Однако мы можем изменить это пороговое значение на 50%. Например, если порог установлен как 70%, модель предсказывает наблюдение как положительное, только если предсказанная вероятность больше 70%.

Регулировка порогового значения изменяет некоторые предсказанные метки. Кроме того, производительность модели может незначительно меняться в зависимости от порогового значения. Ниже приведен пример, показывающий, как прогнозируемые классы изменяются в соответствии с пороговым значением.

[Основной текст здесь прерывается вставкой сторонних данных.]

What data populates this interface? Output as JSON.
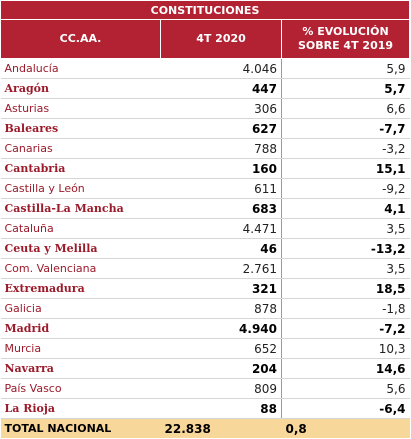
{
  "table": {
    "title": "CONSTITUCIONES",
    "headers": [
      "CC.AA.",
      "4T 2020",
      "% EVOLUCIÓN SOBRE 4T 2019"
    ],
    "rows": [
      {
        "region": "Andalucía",
        "value": "4.046",
        "change": "5,9",
        "bold": false
      },
      {
        "region": "Aragón",
        "value": "447",
        "change": "5,7",
        "bold": true
      },
      {
        "region": "Asturias",
        "value": "306",
        "change": "6,6",
        "bold": false
      },
      {
        "region": "Baleares",
        "value": "627",
        "change": "-7,7",
        "bold": true
      },
      {
        "region": "Canarias",
        "value": "788",
        "change": "-3,2",
        "bold": false
      },
      {
        "region": "Cantabria",
        "value": "160",
        "change": "15,1",
        "bold": true
      },
      {
        "region": "Castilla y León",
        "value": "611",
        "change": "-9,2",
        "bold": false
      },
      {
        "region": "Castilla-La Mancha",
        "value": "683",
        "change": "4,1",
        "bold": true
      },
      {
        "region": "Cataluña",
        "value": "4.471",
        "change": "3,5",
        "bold": false
      },
      {
        "region": "Ceuta y Melilla",
        "value": "46",
        "change": "-13,2",
        "bold": true
      },
      {
        "region": "Com. Valenciana",
        "value": "2.761",
        "change": "3,5",
        "bold": false
      },
      {
        "region": "Extremadura",
        "value": "321",
        "change": "18,5",
        "bold": true
      },
      {
        "region": "Galicia",
        "value": "878",
        "change": "-1,8",
        "bold": false
      },
      {
        "region": "Madrid",
        "value": "4.940",
        "change": "-7,2",
        "bold": true
      },
      {
        "region": "Murcia",
        "value": "652",
        "change": "10,3",
        "bold": false
      },
      {
        "region": "Navarra",
        "value": "204",
        "change": "14,6",
        "bold": true
      },
      {
        "region": "País Vasco",
        "value": "809",
        "change": "5,6",
        "bold": false
      },
      {
        "region": "La Rioja",
        "value": "88",
        "change": "-6,4",
        "bold": true
      }
    ],
    "total": {
      "region": "TOTAL NACIONAL",
      "value": "22.838",
      "change": "0,8"
    }
  }
}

Реальная производительность двоичного классификатора зависит от порогового значения. В этом смысле кривая ROC обеспечивает надежную и тщательную оценку производительности. Он суммирует производительность классификатора путем объединения матриц неточности для всех пороговых значений.

Кривая ROC имеет две оси, каждая из которых принимает значения от 0 до 1. Ось Y представляет собой истинно положительный показатель (TPR), а ось x - показатель ложного положительного результата (FPR).

10. AUC

Мы стремимся повысить уровень истинных положительных результатов (TPR), сохраняя при этом низкий уровень ложноположительных результатов. Как видно на кривой ROC, с увеличением TPR увеличивается и FPR. Итак, нужно решить, сколько ложных срабатываний мы можем терпеть.

Кривая ROC дает обзор производительности модели при различных пороговых значениях. AUC - это площадь под кривой ROC между (0,0) и (1,1), которую можно рассчитать с помощью интегрального исчисления. AUC в основном объединяет производительность модели при всех пороговых значениях. Наилучшее возможное значение AUC - 1, что указывает на идеальный классификатор. AUC равна нулю, если все прогнозы неверны.

Примечание. AUC не зависит от порогового значения классификации. Изменение порогового значения не меняет AUC, потому что это совокупная мера ROC.

Кривая ROC и AUC в основном используются в задачах бинарной классификации, но они также могут быть расширены и в мультиклассовых задачах.

Заключение

Не существует оптимального и простого выбора для всех задач. Нам необходимо четко определить требования и выбрать наиболее подходящую метрику на основе требований.

Выбор метрики также зависит от структуры данных. Например, несбалансированное распределение классов не позволяет нам использовать точность классификации.

Спасибо за чтение. Пожалуйста, дайте мне знать, если у вас есть какие-либо отзывы.